ただし、彼は最初から最後まで理解が追い付いていなかったがデュナミスが〝何に〟怯えていたのかは分かってしまった。
「(しかし、なるほど――――あれが呪い、というわけですな)」
人の生死に関わる住職という立場上〝アレ〟が何なのかは理解が出来た。
しかしそれこそ疑問が残る。
本来、アレは生者が関わっていいものではない。
それは最早、人間というカテゴリーから逸脱した正真正銘の〝鬼〟という事になってしまう。
「(さて、拙僧はどうしたものか)」
万里もまた、今後について少し考えることにした。
神無月十夜は目を閉じ、冥福を祈った。
この街の住人は『魔薬』という物に侵され精神的にも肉体的にも廃人と化してしまった。
救いようが無かったとはいえやはり無関係な人の死というのはいつまでも慣れる事はない。
いや、
慣れてしまってはいけない。
それは人として最低限の心得だ。
それを忘れてしまった時、自分は人ではなく鬼となってしまう。
師匠の言葉を思い出す。
―――――いいか十夜、お前は少し人と違う。『アレ』はお前にとって毒であり、相手にとっては猛毒だ。それを忘れるな。
ズキリ、と右腕が少し痛む。
無茶をしたせいか身体も少し怠い。
森でスライムに襲われた時とは違い、今回は自分の意志で使った力だ。
これも高い勉強代だと思う事にしたのだが、やはり異世界というのは自分には合わないなと改めて実感した事だった。
「なぁ、少しいいか?」
それは突然の十夜からの申し出だった。
鎮魂を終え、とりあえずこの後どうしようかを話していた時に十夜が切り出したのだ。
二人は何の事かがすぐに分かった。
「多分、色々聞きたい事とかあると思う。まぁあんなのを見られちゃ隠し通すって訳にもいかねーだろうから今の内に何でも聞いてくれ」
それは二人にとっても必要だった。
正直、一番戦力として劣っていたと思った人物がまさかの力を見せていたので少し警戒をしていたところだったのだ。

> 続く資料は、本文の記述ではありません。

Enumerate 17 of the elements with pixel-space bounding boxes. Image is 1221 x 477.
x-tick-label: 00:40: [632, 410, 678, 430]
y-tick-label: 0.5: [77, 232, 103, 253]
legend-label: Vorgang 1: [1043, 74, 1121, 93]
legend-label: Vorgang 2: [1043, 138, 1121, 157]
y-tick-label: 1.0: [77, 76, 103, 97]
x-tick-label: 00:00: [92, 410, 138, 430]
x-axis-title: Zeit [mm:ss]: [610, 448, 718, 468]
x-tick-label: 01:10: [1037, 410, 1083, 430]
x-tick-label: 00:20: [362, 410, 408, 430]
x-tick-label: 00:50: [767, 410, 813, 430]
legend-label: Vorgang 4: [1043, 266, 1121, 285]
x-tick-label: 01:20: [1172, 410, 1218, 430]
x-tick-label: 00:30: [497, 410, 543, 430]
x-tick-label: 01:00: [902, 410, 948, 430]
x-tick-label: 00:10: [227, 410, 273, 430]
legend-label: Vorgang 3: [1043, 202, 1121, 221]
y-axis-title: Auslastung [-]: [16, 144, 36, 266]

「ふむ、では拙僧からいいですかな? 蓮花殿から少し伺ったのだが、十夜殿のあの〝痣〟は呪いによるモノだと聞きましてな―――――アレは一体何なんですかな?」
アレ―――――とは恐らく十夜の『影』から出てきたモノを指しているのだろう。
そして万里もやはり住職の端くれ。
その表情から察するに〝アレ〟が何なのか少し理解しているようだった。
「そうだな………………まぁあの影に名前なんて無い。けど俺はこう呼んでるよ」
忌々しく見下す自分から伸びる影が少し揺らいだような気がした。
まるで生きているかのようにうねうねと。